Bonjour Véronique,
Tout d’abord, je vous remercie pour votre question et je tiens à m’excuser pour cette réponse tardive. J’ai été dépassé par les festivités de fin de période (examens, corrections, conseils de classes, réunion de parents) et les fêtes de fin d’année. Pour rappel, vous nous aviez posé la question suivante : « Comment motiver les enseignants lorsque notre société évolue, change à un rythme soutenu ? ». Votre question est assez complexe mais très intéressante. Après avoir effectué quelques recherches, je vous propose une réponse possible parmi d’autres. En effet, il s’agit uniquement de mon point de vue et de la synthèse de quelques documents dénichés au fil de mes recherches.

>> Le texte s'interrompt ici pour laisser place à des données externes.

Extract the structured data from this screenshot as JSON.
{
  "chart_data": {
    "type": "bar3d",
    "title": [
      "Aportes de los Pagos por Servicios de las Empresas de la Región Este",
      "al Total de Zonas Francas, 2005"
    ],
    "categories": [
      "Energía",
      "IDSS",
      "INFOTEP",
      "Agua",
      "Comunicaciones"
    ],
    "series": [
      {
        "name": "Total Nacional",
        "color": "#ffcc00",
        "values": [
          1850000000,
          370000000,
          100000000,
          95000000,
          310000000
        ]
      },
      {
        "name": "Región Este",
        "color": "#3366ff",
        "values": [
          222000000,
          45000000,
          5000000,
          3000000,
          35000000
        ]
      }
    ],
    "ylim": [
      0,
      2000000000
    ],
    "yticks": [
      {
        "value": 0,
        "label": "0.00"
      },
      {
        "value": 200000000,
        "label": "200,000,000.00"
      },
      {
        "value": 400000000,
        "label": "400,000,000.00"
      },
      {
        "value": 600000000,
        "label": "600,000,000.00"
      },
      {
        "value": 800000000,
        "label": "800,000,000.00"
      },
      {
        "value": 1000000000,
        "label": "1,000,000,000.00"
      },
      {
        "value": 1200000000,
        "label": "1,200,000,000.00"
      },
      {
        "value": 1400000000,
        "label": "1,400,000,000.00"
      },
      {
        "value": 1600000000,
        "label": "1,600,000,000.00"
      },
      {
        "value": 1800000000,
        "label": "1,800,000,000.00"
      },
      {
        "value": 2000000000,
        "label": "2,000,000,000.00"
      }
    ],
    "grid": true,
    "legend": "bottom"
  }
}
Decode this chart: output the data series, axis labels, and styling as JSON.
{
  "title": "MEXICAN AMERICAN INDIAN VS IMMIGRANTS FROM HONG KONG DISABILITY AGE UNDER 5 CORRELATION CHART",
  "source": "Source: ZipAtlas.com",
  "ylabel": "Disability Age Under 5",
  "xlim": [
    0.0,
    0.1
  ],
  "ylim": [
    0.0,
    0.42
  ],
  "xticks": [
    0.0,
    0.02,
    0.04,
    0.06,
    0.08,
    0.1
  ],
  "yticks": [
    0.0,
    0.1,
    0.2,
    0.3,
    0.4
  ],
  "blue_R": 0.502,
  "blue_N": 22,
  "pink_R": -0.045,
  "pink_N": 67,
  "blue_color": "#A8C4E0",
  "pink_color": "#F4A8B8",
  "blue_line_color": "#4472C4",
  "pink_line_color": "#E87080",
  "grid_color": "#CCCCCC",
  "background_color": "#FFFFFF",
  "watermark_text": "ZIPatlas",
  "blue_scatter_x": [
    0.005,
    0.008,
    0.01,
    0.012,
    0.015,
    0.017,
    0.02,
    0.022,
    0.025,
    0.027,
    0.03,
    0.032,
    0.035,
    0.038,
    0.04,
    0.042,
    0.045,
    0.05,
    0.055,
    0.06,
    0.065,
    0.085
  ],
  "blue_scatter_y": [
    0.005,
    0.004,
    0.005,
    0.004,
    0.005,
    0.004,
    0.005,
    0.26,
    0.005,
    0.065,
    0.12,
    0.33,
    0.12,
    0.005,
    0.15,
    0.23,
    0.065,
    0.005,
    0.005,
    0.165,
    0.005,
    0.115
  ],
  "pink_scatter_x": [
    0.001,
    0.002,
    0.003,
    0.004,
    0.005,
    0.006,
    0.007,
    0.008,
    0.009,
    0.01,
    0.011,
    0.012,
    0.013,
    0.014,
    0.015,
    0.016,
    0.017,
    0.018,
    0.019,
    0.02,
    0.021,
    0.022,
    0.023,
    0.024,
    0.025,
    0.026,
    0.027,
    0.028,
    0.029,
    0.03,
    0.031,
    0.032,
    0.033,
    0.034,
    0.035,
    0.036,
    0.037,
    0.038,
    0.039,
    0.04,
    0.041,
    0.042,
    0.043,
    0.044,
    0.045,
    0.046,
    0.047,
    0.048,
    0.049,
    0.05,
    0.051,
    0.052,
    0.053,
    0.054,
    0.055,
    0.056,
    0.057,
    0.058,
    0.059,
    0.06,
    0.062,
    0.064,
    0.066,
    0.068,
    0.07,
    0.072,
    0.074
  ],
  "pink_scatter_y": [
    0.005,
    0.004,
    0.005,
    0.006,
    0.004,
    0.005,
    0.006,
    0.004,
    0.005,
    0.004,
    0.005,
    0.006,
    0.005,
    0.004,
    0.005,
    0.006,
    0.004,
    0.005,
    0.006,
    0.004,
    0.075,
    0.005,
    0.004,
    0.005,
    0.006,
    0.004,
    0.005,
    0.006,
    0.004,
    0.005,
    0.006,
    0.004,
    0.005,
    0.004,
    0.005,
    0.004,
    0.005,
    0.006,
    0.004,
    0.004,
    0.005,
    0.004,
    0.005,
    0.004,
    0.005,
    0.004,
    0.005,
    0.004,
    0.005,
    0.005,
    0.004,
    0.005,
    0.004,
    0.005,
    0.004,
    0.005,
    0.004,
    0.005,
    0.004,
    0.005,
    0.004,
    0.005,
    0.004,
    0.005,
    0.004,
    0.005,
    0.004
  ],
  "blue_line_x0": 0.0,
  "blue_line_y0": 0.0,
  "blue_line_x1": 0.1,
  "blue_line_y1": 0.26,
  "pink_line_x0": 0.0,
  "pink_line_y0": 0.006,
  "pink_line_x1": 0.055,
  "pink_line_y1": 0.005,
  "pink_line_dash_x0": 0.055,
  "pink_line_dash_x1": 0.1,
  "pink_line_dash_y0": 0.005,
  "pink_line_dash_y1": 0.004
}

D’après une analyse intitulée « Démotivés, les profs ? » et publiée par le Centre Permanent pour la Citoyenneté et la Participation (CPCP) en 2012, « beaucoup dans le corps enseignant mettent en avant la démotivation comme principale conséquence d’un « mal-être » global, devenant une source de problèmes dans leur métier » (p. 3). Il est donc primordial de s’y intéresser comme problème de fond et celui-ci n’est visiblement pas récent comme le témoigne cette analyse... Il y est également souligné que « la plupart des raisons de la démotivation croissante des professeurs ne peut se régler moyennant des solutions purement matérielles comme des revalorisations de salaires par exemple » (p. 6). Si la revalorisation salariale ne peut suffire à (re)motiver les enseignants, comment pourrait-on y arriver ?

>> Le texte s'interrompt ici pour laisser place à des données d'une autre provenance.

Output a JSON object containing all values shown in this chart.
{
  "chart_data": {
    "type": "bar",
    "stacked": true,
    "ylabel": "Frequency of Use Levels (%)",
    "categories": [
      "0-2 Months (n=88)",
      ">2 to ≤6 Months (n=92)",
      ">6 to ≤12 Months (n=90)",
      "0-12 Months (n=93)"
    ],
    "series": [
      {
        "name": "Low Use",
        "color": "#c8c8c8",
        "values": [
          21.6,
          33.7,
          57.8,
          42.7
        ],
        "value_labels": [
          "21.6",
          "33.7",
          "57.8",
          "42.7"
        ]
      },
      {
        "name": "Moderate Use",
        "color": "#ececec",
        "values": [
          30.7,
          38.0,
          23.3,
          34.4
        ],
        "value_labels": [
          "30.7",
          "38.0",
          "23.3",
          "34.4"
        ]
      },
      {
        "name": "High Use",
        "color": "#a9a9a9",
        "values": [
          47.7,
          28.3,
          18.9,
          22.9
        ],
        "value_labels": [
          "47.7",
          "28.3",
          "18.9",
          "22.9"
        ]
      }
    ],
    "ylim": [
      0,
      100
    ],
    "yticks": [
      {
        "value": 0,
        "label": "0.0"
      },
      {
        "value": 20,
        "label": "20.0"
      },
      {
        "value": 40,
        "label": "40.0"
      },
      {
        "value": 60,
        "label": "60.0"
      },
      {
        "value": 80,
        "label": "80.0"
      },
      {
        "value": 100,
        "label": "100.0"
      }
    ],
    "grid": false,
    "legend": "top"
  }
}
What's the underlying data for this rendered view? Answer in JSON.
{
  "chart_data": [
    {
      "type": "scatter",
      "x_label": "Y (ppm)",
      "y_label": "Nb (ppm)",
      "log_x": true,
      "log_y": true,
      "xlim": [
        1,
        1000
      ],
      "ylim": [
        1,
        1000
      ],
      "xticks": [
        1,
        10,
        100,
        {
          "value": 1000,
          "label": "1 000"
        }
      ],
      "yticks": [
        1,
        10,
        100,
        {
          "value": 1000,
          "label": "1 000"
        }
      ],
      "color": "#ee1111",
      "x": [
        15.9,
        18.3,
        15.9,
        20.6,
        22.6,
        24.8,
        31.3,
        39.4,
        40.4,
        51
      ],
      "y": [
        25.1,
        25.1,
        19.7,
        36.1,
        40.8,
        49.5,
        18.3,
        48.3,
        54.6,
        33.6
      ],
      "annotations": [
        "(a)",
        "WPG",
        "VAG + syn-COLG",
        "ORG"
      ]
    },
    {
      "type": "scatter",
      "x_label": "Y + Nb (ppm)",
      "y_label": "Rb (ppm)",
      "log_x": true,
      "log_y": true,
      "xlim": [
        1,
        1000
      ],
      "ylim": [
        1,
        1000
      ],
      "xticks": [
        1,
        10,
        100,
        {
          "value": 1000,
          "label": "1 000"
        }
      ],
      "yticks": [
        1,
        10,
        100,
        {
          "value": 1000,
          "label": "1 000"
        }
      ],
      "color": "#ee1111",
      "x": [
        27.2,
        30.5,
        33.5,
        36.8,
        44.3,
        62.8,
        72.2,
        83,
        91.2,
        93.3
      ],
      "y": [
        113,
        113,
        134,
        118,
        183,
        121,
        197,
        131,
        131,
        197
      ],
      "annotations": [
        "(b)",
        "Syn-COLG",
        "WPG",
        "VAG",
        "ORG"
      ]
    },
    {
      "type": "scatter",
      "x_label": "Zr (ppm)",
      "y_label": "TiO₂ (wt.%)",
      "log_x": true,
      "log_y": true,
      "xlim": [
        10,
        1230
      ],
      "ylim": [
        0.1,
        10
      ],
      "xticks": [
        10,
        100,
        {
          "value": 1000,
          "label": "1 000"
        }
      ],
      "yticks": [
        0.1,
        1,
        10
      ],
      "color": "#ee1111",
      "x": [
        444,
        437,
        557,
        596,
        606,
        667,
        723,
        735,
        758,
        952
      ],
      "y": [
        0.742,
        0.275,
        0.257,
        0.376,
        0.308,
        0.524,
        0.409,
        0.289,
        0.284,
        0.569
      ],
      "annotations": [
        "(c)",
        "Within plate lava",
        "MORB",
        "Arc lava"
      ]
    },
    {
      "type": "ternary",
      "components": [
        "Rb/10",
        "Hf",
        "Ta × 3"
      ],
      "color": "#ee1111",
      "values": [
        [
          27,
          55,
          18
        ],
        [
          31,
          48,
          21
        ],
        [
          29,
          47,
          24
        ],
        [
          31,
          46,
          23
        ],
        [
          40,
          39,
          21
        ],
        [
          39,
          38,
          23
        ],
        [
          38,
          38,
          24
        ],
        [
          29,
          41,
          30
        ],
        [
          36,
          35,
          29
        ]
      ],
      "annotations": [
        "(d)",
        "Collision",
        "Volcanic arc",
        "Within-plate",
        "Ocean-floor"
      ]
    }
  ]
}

Une première piste est proposée par Lantheaume (2008, p. 54) dont l’évocation de « l’existence d’une usure résultant d’un sentiment d’impuissance à bien travailler est manifeste chez les enseignants » (p. 54). Cette usure pourrait être une des sources de démotivation et une des clés du problème. L’auteur précise que « selon la sociologie des professions et la clinique de l’activité, les groupes professionnels se stabilisent autour d’une idée du « bon travail », voire même du « beau travail ». C’est aujourd’hui un problème clé pour les enseignants » (p. 54). L’auteur ajoute que « la façon de définir ce qu’est le « bon travail » et sa définition même se transforment. Les nouvelles tâches, pour les enseignants, ne font pas partie du cœur du métier et inversent le poids respectif entre celles jugées jusque-là secondaires ou liées à des choix personnels et celles relevant du noyau dur du métier » (p. 54). Je pense donc que pour (re)motiver les enseignants, il est important que ceux-ci prennent conscience que leur travail a également évolué et qu’ils doivent (re)définir ce qu’est un « bon travail » en tant qu’enseignant en 2020. L’enseignant doit aussi être vigilent à ne pas se laisser entrainer par une résistance au changement.

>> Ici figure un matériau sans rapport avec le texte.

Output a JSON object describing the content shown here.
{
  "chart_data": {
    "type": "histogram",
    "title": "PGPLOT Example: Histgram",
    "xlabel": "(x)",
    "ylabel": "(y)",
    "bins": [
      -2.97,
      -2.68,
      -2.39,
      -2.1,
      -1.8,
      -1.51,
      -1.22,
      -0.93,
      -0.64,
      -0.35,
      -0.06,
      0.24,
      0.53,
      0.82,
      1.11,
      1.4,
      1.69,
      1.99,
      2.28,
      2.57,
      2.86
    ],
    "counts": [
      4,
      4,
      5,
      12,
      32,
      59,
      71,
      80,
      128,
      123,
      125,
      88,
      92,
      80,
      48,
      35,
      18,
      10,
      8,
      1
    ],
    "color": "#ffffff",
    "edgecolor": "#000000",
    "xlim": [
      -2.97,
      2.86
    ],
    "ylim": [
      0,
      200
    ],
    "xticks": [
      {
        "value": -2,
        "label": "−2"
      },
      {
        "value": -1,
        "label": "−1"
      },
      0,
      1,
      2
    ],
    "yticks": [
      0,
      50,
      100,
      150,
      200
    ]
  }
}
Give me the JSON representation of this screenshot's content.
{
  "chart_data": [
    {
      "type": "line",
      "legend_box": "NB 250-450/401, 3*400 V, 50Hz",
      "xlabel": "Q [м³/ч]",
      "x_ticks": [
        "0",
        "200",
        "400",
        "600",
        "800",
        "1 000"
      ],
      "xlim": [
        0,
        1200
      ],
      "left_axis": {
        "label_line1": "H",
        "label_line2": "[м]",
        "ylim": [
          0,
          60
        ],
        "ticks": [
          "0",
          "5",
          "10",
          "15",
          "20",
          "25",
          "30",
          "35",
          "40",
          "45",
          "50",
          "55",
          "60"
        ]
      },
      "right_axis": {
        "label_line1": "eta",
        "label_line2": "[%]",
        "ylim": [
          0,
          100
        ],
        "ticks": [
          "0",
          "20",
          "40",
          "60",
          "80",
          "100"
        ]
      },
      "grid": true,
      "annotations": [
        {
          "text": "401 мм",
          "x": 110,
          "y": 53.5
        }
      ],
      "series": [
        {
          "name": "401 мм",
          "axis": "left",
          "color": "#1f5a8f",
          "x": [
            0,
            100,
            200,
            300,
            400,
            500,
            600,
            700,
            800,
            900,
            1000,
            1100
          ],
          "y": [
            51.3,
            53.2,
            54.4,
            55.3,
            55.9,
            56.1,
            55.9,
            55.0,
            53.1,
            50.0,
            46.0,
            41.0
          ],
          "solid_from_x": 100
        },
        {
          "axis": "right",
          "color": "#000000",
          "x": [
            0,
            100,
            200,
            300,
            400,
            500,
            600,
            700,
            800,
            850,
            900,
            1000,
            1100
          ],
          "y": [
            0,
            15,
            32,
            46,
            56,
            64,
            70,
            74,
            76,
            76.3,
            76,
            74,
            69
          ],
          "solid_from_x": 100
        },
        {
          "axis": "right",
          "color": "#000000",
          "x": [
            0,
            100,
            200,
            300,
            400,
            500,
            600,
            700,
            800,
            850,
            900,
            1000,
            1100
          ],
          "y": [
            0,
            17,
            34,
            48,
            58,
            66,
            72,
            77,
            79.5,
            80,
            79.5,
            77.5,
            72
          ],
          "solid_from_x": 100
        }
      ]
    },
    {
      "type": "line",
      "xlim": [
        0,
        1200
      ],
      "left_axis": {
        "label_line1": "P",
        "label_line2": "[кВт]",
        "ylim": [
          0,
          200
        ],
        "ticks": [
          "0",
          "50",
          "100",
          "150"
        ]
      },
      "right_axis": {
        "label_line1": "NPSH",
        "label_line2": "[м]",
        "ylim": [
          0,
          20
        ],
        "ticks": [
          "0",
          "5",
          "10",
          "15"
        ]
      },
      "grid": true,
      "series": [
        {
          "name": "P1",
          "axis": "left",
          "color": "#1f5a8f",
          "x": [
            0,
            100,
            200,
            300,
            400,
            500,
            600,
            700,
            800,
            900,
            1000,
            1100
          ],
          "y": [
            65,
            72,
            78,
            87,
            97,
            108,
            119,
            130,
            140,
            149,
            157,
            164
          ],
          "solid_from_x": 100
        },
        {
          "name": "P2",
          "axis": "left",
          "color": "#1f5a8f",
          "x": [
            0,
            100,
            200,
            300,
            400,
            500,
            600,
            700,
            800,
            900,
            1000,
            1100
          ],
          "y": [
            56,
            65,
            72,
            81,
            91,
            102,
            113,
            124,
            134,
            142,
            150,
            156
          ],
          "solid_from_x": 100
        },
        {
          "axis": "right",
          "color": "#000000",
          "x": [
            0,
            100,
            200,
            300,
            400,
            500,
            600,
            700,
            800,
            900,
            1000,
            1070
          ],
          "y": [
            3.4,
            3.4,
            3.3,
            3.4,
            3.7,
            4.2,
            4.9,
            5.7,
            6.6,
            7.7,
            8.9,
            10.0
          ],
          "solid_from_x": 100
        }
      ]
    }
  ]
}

Par rapport à ces résistances, Maroy (2006, p. 133) dit qu’« un premier type d’explication renvoie à la socialisation des enseignants, en particulier des anciens, qui, formés à un modèle de professionnalité antérieur (le modèle du « maître instruit » entre autres) résisterait aux nouveaux modèles (modèle du pédagogue et du praticien réflexif). Les résistances s’expliqueraient ainsi par des traits liés à la culture professionnelle des enseignants, qui seraient d’une part plutôt « individualistes » (Hargreaves, 1993 ; Huberman, 1993), d’autre part « relativement conservateurs » sur le plan pédagogique, attachés aux modèles pédagogiques auxquels ils ont été formés ».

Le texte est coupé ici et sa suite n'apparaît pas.